Human Resources | News Article

Tuesday, March 28, 2017

Important information about our system-wide review on measles, mumps, rubella immunizations

Alan LevineA message from Alan Levine, CEO/President of Mountain States:



Dear colleagues,


As I’m sure you’ve all heard, there has been an increasing incidence of measles and mumps cases across the United States, including in Tennessee and Virginia. These diseases can pose a serious threat to vulnerable populations, including the patients we are charged with protecting.


That’s why, in the interest of protecting our patients and team members, Mountain States is undertaking a system-wide review to ensure all our team members have documented proof of immunity to measles, mumps and rubella (MMR). In the interest of patient safety, for the past year, we have required all new hires to show MMR immunity; the policy is now being extended to ALL team members, regardless of whether they work in patient care areas. This practice is common among other health systems, including our neighbors at Wellmont and Vanderbilt.

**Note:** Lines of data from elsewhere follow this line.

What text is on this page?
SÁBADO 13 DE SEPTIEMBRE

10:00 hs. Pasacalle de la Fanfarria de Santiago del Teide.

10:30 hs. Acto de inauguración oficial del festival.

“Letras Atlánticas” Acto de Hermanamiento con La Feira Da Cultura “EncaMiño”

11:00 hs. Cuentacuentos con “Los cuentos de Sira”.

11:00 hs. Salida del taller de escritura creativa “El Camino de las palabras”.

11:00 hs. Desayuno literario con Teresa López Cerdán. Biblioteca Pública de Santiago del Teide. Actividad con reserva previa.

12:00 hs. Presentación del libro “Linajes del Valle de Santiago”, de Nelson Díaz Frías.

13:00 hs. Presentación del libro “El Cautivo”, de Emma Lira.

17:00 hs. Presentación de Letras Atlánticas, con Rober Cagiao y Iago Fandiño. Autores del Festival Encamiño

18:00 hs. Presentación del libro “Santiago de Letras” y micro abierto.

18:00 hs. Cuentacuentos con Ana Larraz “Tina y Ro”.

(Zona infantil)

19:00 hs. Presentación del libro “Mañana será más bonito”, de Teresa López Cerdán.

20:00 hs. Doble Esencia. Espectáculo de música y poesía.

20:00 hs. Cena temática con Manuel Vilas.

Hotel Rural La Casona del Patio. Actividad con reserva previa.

Measles is one of the most contagious diseases in the world. The virus can live for up to two hours in an airspace where the infected person coughed or sneezed.


According to our infection prevention experts, if other people breathe the contaminated air or touch the infected surface within that two-hour period, and then touch their eyes, noses or mouths, they can become infected. Measles is so contagious that if one person has it, 90 percent of the people who have been in close proximity to that person within the previous two hours and are not immune will also become infected.


Mumps and rubella are also highly contagious and can cause serious complications.

As a health care system, we have to take precautions to protect our patients, their families, our visitors and ourselves as team members. This is one of those instances in which your cooperation is required.


Team member health will be checking our employee health records to determine who is in need of immunizations. You may be asked to provide documentation of your immunizations. If you receive an e-mail requesting documentation or testing, please comply as soon as possible, remembering that it is of utmost importance to the care and safety of our patients and your fellow team members.


Most people received the MMR immunization as young children, so only a small percentage of our workforce will need to be immunized.  


Here’s what we’ll be doing:


  • If we already have documentation of MMR immunity in your record, you won’t have to do anything further. Those who are listed in our system as having immunity will not receive any further communication. Acceptable proof is in the form of documentation of two MMR vaccines or documented evidence of a positive MMR titer. (A titer is a lab test showing what antibodies are in the blood.)
  • If we don’t have documentation (no previous titers and no proof of vaccination), then you’ll receive an email asking you to provide documentation. If you have documented proof of immunization, simply present it to team member health, and there is no further requirement. If you don’t have documentation in your records at home, you may be able to obtain it from your college or university. Most schools require MMR immunity as a prerequisite for admission.
  • If you are unable to obtain documented proof of immunization or previous titers, you’ll need to receive immunization.
  • If immunization is needed, it consists of two shots (MMRs) given at least 28 days apart. This vaccine will be provided to you at no cost; Mountain States will pay for you to be vaccinated. You can receive your vaccinations at team member health.

Team members will be screened to ensure that vaccinations are not given to anyone with contraindications, such as pregnancy, allergy or immunodeficiency.  

Team members will be able to file for medical or religious exemptions to the policy. If exempted, those team members will not be allowed to work in high-risk areas. Anyone who wishes to request an exemption should contact team member health.  

Remember, this is a one-time requirement and not something you’ll have to do every year, like flu vaccinations.


When it comes to the safety of our patients and caregivers, we absolutely must be diligent and responsible. It’s the right thing to do for our patients, so thank you very much for your understanding and cooperation. If you have questions about any of these requirements, please contact team member health.